I’ve always liked the financial market. I even took a course during college about it. Later, when I took a Python course, the example of a chart was a Markowitz efficient frontier. I was just thrilled. Yet I don’t buy or sell stocks frequently: I’m more of a holder. Unfortunately, I don’t calculate valuations or Sharpe ratios. It’s delightful to determine the potential of each company. But that takes a whole lot of time. Nowadays, I follow a research house. They call the shots and, I just read their recommendations and operate the broker.

Hodor holding the door
Hold

About Taxes

The Brazilian income tax declaration is a PITA. Some information is missing in the exchange platform for people who started investing before 2018 (maybe 2017). I have bought some stocks before that, so I can’t just copy and paste my position from the exchange site. So, I made a financial spreadsheet to keep track of all my information to scratch my itch. It calculates the quantity and the average cost of each stock.

Writing a lot of entries to a spreadsheet is ridiculously error-prone. So I found a Python library that parses pdfs into plain text. It’s not perfect: it generates a lot of extra end of lines. But regex made it (kind of) easy to extract the exact information I cared about. Boom, I had a simple Python script capable of extracting data from broker notes (Nu Invest exchange). I used the script in a Jupyter Notebook or in a shell for two months or so.

Coding

The app should be pretty straightforward. So a micro framework would suffice. I chose to work with Flask due to its simplicity. Its documentation is well written, and it has the majority of topics I need to create and test the application. Although, I employed an extra reference about testing.

The back-end dependencies were Flask and Fitz (the pdf reading library). On the front-end, it seemed that every dependency created an additional level of complexity to the tests, like:

I got one answer at a time and, Testing Library documentation helped me a lot.

It was time to deploy the application. I needed a platform with a free tier and easily configurable: Heroku fits both requirements. Using the Heroku tutorial for python and the static buildpack, I could deploy the app without difficulties.

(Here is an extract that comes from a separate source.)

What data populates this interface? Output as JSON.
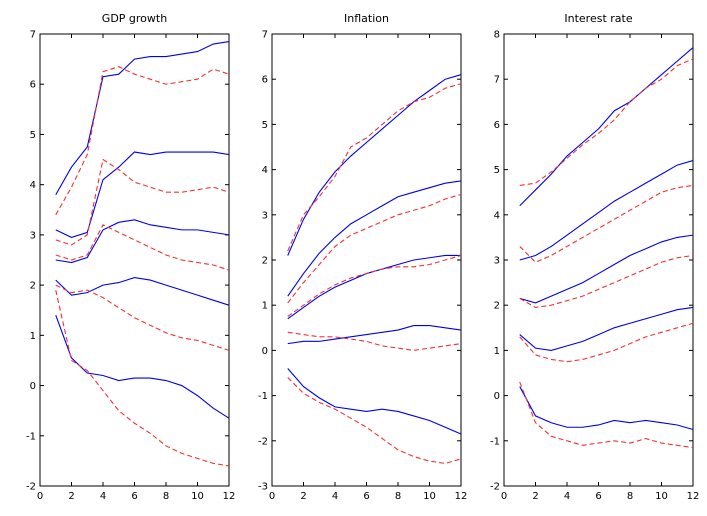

It’s easy to use, drag and drop a broker note from Nu Invest and hit Enviar. A new line will show containing: transaction data, ticker, buy (C) or sell (V), quantity, stock price, total transaction value with taxes, the broker (Nu Invest) and, the note identification number.

Buy is “C” and sell is “V” because the site is in Portuguese (oh, really?). Buy = Comprar and Sell = Vender. Also, the floating points are comma-separated (that’s how we use them in Brazil).

Broker note parser
Example of output by the parser

It was a great experience and also was the first app I created. Even though I work every day in different areas of a web app, I’ve never had to develop one from scratch. That’s when some challenges emerge, like serving the front-end from a back-end route in development and production.